# Large Java Fern Mat



## joshd (Oct 16, 2009)

I am completely reworking my 29g  and want to put a really large java fern in it. I have seen these "Java Fern Mats" at the fish gallery for $25. Seems expensive for a java fern. But I am running a low light low tech tank and seems that growing my own could take years. I guess my question is 1) would it take years? (I am running 1wpg, no CO2 except for some excel) 2) is there a better or cheaper way to get a really well established java fern?
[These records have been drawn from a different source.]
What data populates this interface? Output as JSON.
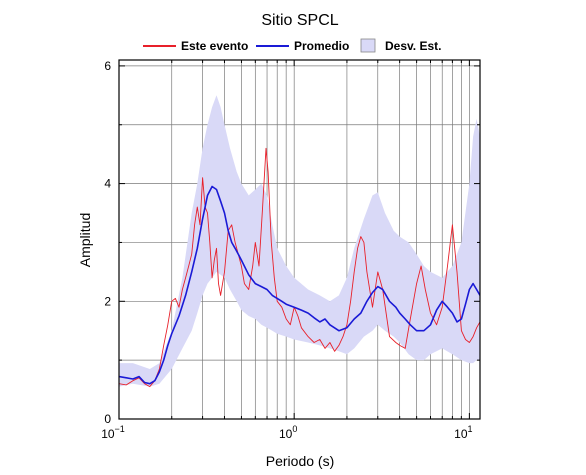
{
  "chart_data": {
    "type": "line",
    "title": "Sitio SPCL",
    "xlabel": "Periodo (s)",
    "ylabel": "Amplitud",
    "xscale": "log",
    "xlim": [
      0.1,
      11.5
    ],
    "ylim": [
      0,
      6.1
    ],
    "x_ticks": [
      {
        "value": 0.1,
        "base": "10",
        "exp": "−1"
      },
      {
        "value": 1,
        "base": "10",
        "exp": "0"
      },
      {
        "value": 10,
        "base": "10",
        "exp": "1"
      }
    ],
    "y_ticks": [
      {
        "value": 0,
        "label": "0"
      },
      {
        "value": 2,
        "label": "2"
      },
      {
        "value": 4,
        "label": "4"
      },
      {
        "value": 6,
        "label": "6"
      }
    ],
    "grid": true,
    "legend_position": "top-center",
    "legend": [
      {
        "name": "Este evento",
        "kind": "line",
        "color": "#e8202a"
      },
      {
        "name": "Promedio",
        "kind": "line",
        "color": "#1a1ad6"
      },
      {
        "name": "Desv. Est.",
        "kind": "band",
        "color": "#d9d9f7"
      }
    ],
    "band": {
      "name": "Desv. Est.",
      "color": "#d9d9f7",
      "x": [
        0.1,
        0.12,
        0.15,
        0.17,
        0.2,
        0.23,
        0.26,
        0.28,
        0.3,
        0.32,
        0.34,
        0.36,
        0.38,
        0.4,
        0.43,
        0.47,
        0.5,
        0.55,
        0.6,
        0.65,
        0.7,
        0.75,
        0.8,
        0.9,
        1.0,
        1.2,
        1.4,
        1.6,
        1.8,
        2.0,
        2.2,
        2.5,
        2.8,
        3.0,
        3.3,
        3.7,
        4.0,
        4.5,
        5.0,
        5.5,
        6.0,
        7.0,
        8.0,
        9.0,
        10.0,
        10.5,
        11.0,
        11.5
      ],
      "lower": [
        0.55,
        0.6,
        0.55,
        0.6,
        0.85,
        1.2,
        1.5,
        1.8,
        2.1,
        2.3,
        2.4,
        2.5,
        2.45,
        2.4,
        2.2,
        2.0,
        1.85,
        1.75,
        1.7,
        1.6,
        1.55,
        1.5,
        1.45,
        1.4,
        1.35,
        1.3,
        1.25,
        1.2,
        1.15,
        1.1,
        1.2,
        1.4,
        1.5,
        1.6,
        1.5,
        1.4,
        1.3,
        1.1,
        1.0,
        1.0,
        1.1,
        1.2,
        1.1,
        1.0,
        0.95,
        0.95,
        1.0,
        1.0
      ],
      "upper": [
        0.95,
        0.95,
        0.85,
        0.95,
        1.5,
        2.4,
        3.5,
        4.0,
        4.6,
        5.0,
        5.3,
        5.5,
        5.3,
        5.0,
        4.6,
        4.2,
        4.0,
        3.8,
        3.9,
        4.0,
        3.8,
        3.3,
        2.9,
        2.6,
        2.4,
        2.2,
        2.1,
        2.0,
        2.1,
        2.4,
        2.9,
        3.4,
        3.8,
        3.85,
        3.5,
        3.2,
        3.1,
        3.0,
        2.8,
        2.6,
        2.5,
        2.4,
        2.6,
        3.0,
        4.0,
        4.8,
        5.1,
        4.8
      ]
    },
    "series": [
      {
        "name": "Promedio",
        "color": "#1a1ad6",
        "x": [
          0.1,
          0.11,
          0.12,
          0.13,
          0.14,
          0.15,
          0.16,
          0.17,
          0.18,
          0.19,
          0.2,
          0.22,
          0.24,
          0.26,
          0.28,
          0.3,
          0.32,
          0.34,
          0.36,
          0.38,
          0.4,
          0.42,
          0.44,
          0.46,
          0.48,
          0.5,
          0.55,
          0.6,
          0.65,
          0.7,
          0.75,
          0.8,
          0.85,
          0.9,
          1.0,
          1.1,
          1.2,
          1.3,
          1.4,
          1.5,
          1.6,
          1.8,
          2.0,
          2.2,
          2.4,
          2.6,
          2.8,
          3.0,
          3.2,
          3.5,
          3.8,
          4.0,
          4.3,
          4.6,
          5.0,
          5.5,
          6.0,
          6.5,
          7.0,
          7.5,
          8.0,
          8.5,
          9.0,
          9.5,
          10.0,
          10.5,
          11.0,
          11.5
        ],
        "y": [
          0.72,
          0.7,
          0.68,
          0.72,
          0.62,
          0.6,
          0.65,
          0.8,
          1.0,
          1.25,
          1.45,
          1.75,
          2.1,
          2.5,
          2.9,
          3.4,
          3.8,
          3.95,
          3.9,
          3.7,
          3.5,
          3.2,
          3.0,
          2.9,
          2.8,
          2.7,
          2.45,
          2.3,
          2.25,
          2.2,
          2.1,
          2.05,
          2.0,
          1.95,
          1.9,
          1.85,
          1.8,
          1.72,
          1.65,
          1.7,
          1.6,
          1.5,
          1.55,
          1.7,
          1.8,
          2.0,
          2.15,
          2.25,
          2.2,
          2.0,
          1.9,
          1.8,
          1.7,
          1.6,
          1.5,
          1.5,
          1.6,
          1.85,
          2.0,
          1.9,
          1.8,
          1.65,
          1.7,
          1.95,
          2.2,
          2.3,
          2.2,
          2.1
        ]
      },
      {
        "name": "Este evento",
        "color": "#e8202a",
        "x": [
          0.1,
          0.11,
          0.12,
          0.13,
          0.14,
          0.15,
          0.16,
          0.17,
          0.18,
          0.19,
          0.2,
          0.21,
          0.22,
          0.23,
          0.24,
          0.25,
          0.26,
          0.27,
          0.28,
          0.29,
          0.3,
          0.31,
          0.32,
          0.33,
          0.34,
          0.35,
          0.36,
          0.37,
          0.38,
          0.4,
          0.42,
          0.44,
          0.46,
          0.48,
          0.5,
          0.52,
          0.55,
          0.58,
          0.6,
          0.63,
          0.66,
          0.69,
          0.71,
          0.74,
          0.77,
          0.8,
          0.85,
          0.9,
          0.95,
          1.0,
          1.05,
          1.1,
          1.2,
          1.3,
          1.4,
          1.5,
          1.6,
          1.7,
          1.8,
          1.9,
          2.0,
          2.1,
          2.2,
          2.3,
          2.4,
          2.5,
          2.6,
          2.8,
          3.0,
          3.2,
          3.5,
          3.8,
          4.0,
          4.3,
          4.6,
          5.0,
          5.3,
          5.6,
          6.0,
          6.5,
          7.0,
          7.5,
          8.0,
          8.5,
          9.0,
          9.5,
          10.0,
          10.5,
          11.0,
          11.5
        ],
        "y": [
          0.6,
          0.58,
          0.65,
          0.7,
          0.6,
          0.55,
          0.65,
          0.85,
          1.25,
          1.6,
          2.0,
          2.05,
          1.9,
          2.2,
          2.4,
          2.6,
          2.8,
          3.3,
          3.6,
          3.3,
          4.1,
          3.6,
          3.5,
          3.0,
          2.4,
          2.7,
          2.9,
          2.3,
          2.1,
          2.5,
          3.2,
          3.3,
          3.0,
          2.8,
          2.6,
          2.3,
          2.2,
          2.6,
          3.0,
          2.6,
          3.6,
          4.6,
          4.2,
          3.0,
          2.4,
          2.0,
          1.9,
          1.7,
          1.6,
          1.9,
          1.75,
          1.55,
          1.4,
          1.3,
          1.35,
          1.2,
          1.3,
          1.15,
          1.25,
          1.4,
          1.6,
          2.0,
          2.5,
          2.9,
          3.1,
          3.0,
          2.5,
          1.9,
          2.5,
          2.2,
          1.4,
          1.3,
          1.25,
          1.2,
          1.7,
          2.3,
          2.6,
          2.2,
          1.8,
          1.6,
          1.9,
          2.6,
          3.3,
          2.5,
          1.5,
          1.35,
          1.3,
          1.4,
          1.55,
          1.65
        ]
      }
    ]
  }
}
My question may seem lame , but my aquarium budget is small enough that I want to make the wisest decisions possible.

thanks


----------



## MacFan (Jul 30, 2006)

Java fern doesn't require high light... the key is that you don't plant it in substrate, you tie it to wood or rock so the roots remain exposed to the water where it gets the nutrients. Tie it on with cotton thread, and by the time it rots away, it will have grown onto the material. I don't know how fast it grows, not super fast, but not terribly slow either. Any of us would be able to give you some to start with at the next meeting. 

Michael


----------



## joshd (Oct 16, 2009)

Thanks. That is kinda what I expected to hear. That it isn't too slow, but also not fast. Especially since I am not injecting CO2. I guess as will all things, in planted tanks patience is a virtue. I will definitely be on the look out for some Java fern at the next meeting. Maybe a few little anubias plantlets too.

Josh


----------